I've now added some basic chacha x86_64 assembly. This gives a modest
speedup over the code generated by gcc-4.7.2, about 8% in this machine.
Apparently, gcc is pretty good at vectorizing this (and there seems to
virtually no difference for salsa20).
I have one question, regarding the different rotation counts in chacha,
including 16 and 8. I think I've read that this is supposed to be
advantageous on x86_64, but after reviewing the various pshuf*
instructions, it's not clear how. I now do these as left shith + right
shift + or. Maybe the rotate by 16 bits can be done with pshufhw +
pshuflw. Or am I missing some other way to do a rotate on an %xmm
register?
Anyway, there are other ways to optimize chacha (and salsa20), by doing
two blocks at a time (and I think we have enough registers for doing
three chacha blocks at a time, if needed).
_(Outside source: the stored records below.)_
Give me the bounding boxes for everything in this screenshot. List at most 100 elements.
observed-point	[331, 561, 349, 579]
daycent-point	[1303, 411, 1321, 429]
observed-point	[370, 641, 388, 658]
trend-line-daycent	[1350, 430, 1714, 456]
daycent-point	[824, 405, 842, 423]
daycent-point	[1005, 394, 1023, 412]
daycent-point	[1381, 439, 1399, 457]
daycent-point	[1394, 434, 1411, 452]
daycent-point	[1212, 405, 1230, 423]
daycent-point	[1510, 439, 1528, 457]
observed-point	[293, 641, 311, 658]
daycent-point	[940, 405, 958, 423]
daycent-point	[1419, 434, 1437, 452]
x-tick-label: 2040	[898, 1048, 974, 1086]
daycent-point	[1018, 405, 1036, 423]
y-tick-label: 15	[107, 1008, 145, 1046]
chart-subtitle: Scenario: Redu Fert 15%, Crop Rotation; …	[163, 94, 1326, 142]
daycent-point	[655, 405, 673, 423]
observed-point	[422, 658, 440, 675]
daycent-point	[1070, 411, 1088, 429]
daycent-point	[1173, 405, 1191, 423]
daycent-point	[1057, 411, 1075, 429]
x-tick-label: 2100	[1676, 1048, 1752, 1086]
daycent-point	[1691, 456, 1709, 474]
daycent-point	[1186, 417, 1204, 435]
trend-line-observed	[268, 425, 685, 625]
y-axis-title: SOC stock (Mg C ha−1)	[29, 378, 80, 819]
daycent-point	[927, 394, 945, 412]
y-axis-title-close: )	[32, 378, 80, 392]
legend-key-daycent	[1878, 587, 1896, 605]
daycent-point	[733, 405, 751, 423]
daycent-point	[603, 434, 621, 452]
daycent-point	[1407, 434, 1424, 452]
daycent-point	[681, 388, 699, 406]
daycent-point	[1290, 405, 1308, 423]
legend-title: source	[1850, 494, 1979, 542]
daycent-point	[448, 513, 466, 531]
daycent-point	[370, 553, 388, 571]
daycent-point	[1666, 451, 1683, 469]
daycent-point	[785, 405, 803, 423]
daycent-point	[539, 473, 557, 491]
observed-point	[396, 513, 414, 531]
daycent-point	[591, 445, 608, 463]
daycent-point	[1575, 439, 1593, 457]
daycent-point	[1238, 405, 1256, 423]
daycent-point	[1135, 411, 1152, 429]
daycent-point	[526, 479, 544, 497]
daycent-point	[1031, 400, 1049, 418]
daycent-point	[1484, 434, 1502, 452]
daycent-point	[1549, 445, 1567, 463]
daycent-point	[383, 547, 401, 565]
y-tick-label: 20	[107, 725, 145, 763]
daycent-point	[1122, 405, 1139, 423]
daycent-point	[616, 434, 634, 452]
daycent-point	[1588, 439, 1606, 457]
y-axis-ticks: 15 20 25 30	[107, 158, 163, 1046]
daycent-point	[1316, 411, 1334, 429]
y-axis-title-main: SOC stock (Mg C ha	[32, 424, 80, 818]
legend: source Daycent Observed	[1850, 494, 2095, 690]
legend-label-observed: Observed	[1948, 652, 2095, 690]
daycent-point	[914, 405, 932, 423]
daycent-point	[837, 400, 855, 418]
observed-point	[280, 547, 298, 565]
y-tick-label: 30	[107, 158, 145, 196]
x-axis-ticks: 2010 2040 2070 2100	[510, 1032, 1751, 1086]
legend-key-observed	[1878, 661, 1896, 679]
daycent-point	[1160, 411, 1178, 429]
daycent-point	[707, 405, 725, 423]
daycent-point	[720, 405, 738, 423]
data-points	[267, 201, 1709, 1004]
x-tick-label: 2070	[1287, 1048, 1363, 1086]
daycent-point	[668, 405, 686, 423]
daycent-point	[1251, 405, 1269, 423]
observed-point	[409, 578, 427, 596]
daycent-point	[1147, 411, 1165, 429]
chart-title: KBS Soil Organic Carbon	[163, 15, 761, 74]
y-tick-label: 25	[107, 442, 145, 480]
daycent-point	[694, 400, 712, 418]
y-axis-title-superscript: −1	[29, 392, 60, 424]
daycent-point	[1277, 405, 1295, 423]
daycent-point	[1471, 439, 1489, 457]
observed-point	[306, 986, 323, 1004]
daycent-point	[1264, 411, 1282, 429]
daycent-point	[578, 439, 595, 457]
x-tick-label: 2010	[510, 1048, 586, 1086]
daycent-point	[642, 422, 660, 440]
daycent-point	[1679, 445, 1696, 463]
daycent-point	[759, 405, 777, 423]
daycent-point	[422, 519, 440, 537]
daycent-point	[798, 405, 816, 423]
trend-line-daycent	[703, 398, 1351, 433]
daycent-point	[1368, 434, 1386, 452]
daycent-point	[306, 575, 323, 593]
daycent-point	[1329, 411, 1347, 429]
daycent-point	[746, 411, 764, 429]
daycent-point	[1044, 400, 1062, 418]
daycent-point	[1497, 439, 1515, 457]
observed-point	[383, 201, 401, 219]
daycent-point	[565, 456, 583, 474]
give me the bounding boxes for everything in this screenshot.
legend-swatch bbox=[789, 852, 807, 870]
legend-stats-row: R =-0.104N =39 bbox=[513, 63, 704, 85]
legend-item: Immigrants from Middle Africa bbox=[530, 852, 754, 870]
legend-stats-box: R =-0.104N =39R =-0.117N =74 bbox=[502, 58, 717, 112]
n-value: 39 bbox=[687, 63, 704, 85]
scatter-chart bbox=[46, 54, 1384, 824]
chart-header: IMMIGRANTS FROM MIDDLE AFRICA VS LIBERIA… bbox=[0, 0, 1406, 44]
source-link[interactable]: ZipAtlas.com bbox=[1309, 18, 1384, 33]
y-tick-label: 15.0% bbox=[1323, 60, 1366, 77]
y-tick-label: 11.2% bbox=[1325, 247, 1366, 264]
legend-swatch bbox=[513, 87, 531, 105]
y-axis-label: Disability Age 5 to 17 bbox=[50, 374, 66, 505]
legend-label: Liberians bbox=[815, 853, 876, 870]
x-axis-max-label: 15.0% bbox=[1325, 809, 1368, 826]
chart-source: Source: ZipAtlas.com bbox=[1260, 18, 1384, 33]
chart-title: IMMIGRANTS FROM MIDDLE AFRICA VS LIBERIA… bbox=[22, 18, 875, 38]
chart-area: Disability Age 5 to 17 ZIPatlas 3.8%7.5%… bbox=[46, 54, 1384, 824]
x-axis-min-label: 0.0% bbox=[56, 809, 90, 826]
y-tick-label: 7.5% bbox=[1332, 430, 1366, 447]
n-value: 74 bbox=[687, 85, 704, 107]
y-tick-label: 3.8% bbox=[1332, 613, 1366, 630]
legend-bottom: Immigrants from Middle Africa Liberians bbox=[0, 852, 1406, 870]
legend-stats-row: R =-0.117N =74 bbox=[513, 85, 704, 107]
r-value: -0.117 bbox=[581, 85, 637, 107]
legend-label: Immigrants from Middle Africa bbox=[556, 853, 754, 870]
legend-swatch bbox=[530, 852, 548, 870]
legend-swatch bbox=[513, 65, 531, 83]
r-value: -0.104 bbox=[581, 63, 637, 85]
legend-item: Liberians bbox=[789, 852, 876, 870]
For simplicity, I'm considering to write an assembly _chacha_crypt
function which supports only an integral number of blocks, and then let
chacha_crypt handle a final partial block using _chacha_core + memxor
instead. (Half of the current x86_64/salsa20-crypt.asm is the logic to
store the final partial block, for questionable benefit). So if this
works out well for chacha, the same could be done for salsa20.
Ah, and chacha seems to be about 15% faster than salsa20
Regards,
/Niels
--
Niels Möller. PGP-encrypted email is preferred. Keyid C0B98E26.
Internet email is subject to wholesale government surveillance.